Let’s take a famous role model, like Chimamanda Ngozi Adichie. Chimamanda has given people a clearer understanding of the idea of feminism.

She defines a feminist as ‘a person who believes in the political, social and economic equality of the sexes.’

So many people are dragging a philosophy that was created to facilitate gender equality and twisting it into “trendy feminism.” Sadly, many of these are going against the very purpose of feminism’s conception. Feminism isn’t about making women stronger. Women are already strong. It’s about changing the way that the world sees that strength.

Through her work and her characters, Chimamanda has been able to tell the African woman’s story from the African woman’s perspective. She is an amazing novelist and fiction writer, and her work has actually inspired a certain project of mine.

 

Celebrated African women - Nigerian writer Chimamanda Adichie gestures in Lagos, Nigeria

Celebrated African women – Nigerian writer Chimamanda Adichie gestures in Lagos, Nigeria


African Women on the Rise?

Being African means having a full weight of stereotypes against your favor. Let me start with the fact that our skin has been admonished for centuries (and still is). Today, we’ve got beautiful ebony beauties like Lupita Nyong’o slaying the silver screen and glowing on red carpets in Hollywood. We have Stacie Aamito and Alek Wek walking runways in high-end fashion for names like J. Mendel and Marc Jacobs. But those doesn’t mean things are already where they should be.

African women have very frequently been stereotyped to be lazy and very often been referred to as “perpetual gold diggers”. There’re loads of exceptional women who are getting their own as entrepreneurs. Some of them are even doing so while simultaneously tackling social issues.

Bernice Dapah, for instance, founded the Ghana Bamboo Bikes Initiative that addresses climate change, poverty, rural-urban migration and youth unemployment. The initiative creates jobs for young people, especially women, through the building of high-quality bamboo bicycles.

And then we’ve got women like Uganda’s Esther Kalenzi who woke up one morning and said underprivileged children can have a life as good as any other person. She started the 40 Days under 40 Smiles Foundation.

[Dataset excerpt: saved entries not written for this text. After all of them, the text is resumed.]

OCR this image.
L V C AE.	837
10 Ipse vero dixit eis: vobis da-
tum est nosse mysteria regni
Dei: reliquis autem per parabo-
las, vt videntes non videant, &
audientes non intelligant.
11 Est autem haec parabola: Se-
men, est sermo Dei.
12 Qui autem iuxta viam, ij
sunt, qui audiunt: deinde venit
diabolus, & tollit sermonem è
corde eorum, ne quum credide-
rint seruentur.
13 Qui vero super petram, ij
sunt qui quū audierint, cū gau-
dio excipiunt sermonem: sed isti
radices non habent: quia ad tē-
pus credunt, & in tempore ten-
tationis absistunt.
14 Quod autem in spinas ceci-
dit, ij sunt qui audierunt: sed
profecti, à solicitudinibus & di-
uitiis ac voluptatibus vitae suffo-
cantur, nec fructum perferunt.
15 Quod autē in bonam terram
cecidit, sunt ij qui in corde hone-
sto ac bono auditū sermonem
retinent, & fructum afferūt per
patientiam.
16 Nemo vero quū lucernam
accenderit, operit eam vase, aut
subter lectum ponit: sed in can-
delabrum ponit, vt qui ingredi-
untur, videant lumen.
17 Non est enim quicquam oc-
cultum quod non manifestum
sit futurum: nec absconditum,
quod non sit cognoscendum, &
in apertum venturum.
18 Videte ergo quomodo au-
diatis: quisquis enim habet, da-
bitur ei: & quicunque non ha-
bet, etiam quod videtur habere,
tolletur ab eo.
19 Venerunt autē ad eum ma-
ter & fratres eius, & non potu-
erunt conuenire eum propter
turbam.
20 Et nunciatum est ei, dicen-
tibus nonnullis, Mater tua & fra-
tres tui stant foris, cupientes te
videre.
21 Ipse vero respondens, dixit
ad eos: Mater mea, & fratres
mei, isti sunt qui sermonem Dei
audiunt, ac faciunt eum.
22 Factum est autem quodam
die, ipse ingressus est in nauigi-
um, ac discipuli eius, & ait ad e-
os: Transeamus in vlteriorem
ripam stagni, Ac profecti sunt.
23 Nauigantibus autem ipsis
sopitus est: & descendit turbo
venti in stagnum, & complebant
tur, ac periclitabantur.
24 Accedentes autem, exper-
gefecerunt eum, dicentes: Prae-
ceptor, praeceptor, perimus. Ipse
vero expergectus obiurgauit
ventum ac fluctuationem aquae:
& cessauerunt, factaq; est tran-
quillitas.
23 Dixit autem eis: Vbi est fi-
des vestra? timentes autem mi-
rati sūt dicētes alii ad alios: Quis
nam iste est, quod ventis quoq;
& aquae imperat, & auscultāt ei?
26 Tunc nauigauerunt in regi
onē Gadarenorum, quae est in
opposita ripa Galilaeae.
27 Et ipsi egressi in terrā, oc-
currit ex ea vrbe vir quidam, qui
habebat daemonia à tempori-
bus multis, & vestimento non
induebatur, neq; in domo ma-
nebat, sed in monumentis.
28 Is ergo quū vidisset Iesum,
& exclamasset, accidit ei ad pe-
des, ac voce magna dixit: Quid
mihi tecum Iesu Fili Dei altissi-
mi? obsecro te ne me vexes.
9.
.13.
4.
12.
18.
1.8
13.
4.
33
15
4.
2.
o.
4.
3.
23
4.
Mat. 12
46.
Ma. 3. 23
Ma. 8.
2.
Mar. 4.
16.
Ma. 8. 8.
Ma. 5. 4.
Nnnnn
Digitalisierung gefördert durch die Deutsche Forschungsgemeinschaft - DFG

But another crucial factor to remember is that right now, only two out of 54 African countries are being led by women. We do have two female African heads-of- state. This pathetically imbalanced proportion is being read by some as women being on the rise. This is laughable, particularly when one remembers that women constitute over half of the population in most countries in Africa. Imagine if after the independence struggles only two out of the 54 countries were being led by Africans. I do not think that would be read as Africans being on the rise.

 

The Need for Social Transformation

For women to be on the rise, whatever the woman leader does must trickle down to other women. This means we have to change and transform the colonial structures imposed on the African social landscape. We need to transform the modern state, organized religion, and global capitalism. We need to reinvent male-privileging institutions that oppress women at personal and communal levels.

When we say African women are on the rise, we need to be sure if we are talking about leadership or structure. It is good that the number of women in positions of authority in Africa is increasing. But for this to constitute a rise in the definition and lives of women in Africa, the structure that produces what is called a person, man, woman, and power has to change. After that, you can begin to ask if the emergence of women like Ellen Sirleaf-Johnson and Joyce Banda means a rise for women of Africa.

All in all, African women need to know their self-worth before they can let anybody else tell them who they are or what they are capable of. They need to learn against their own stereotypes, against the structures that disempower them.

It’s not an overnight process. There are no shortcuts. It requires a lot of hard work. But it’s all worthwhile, because when a woman’s self-esteem changes for the better, the rest of her life does too.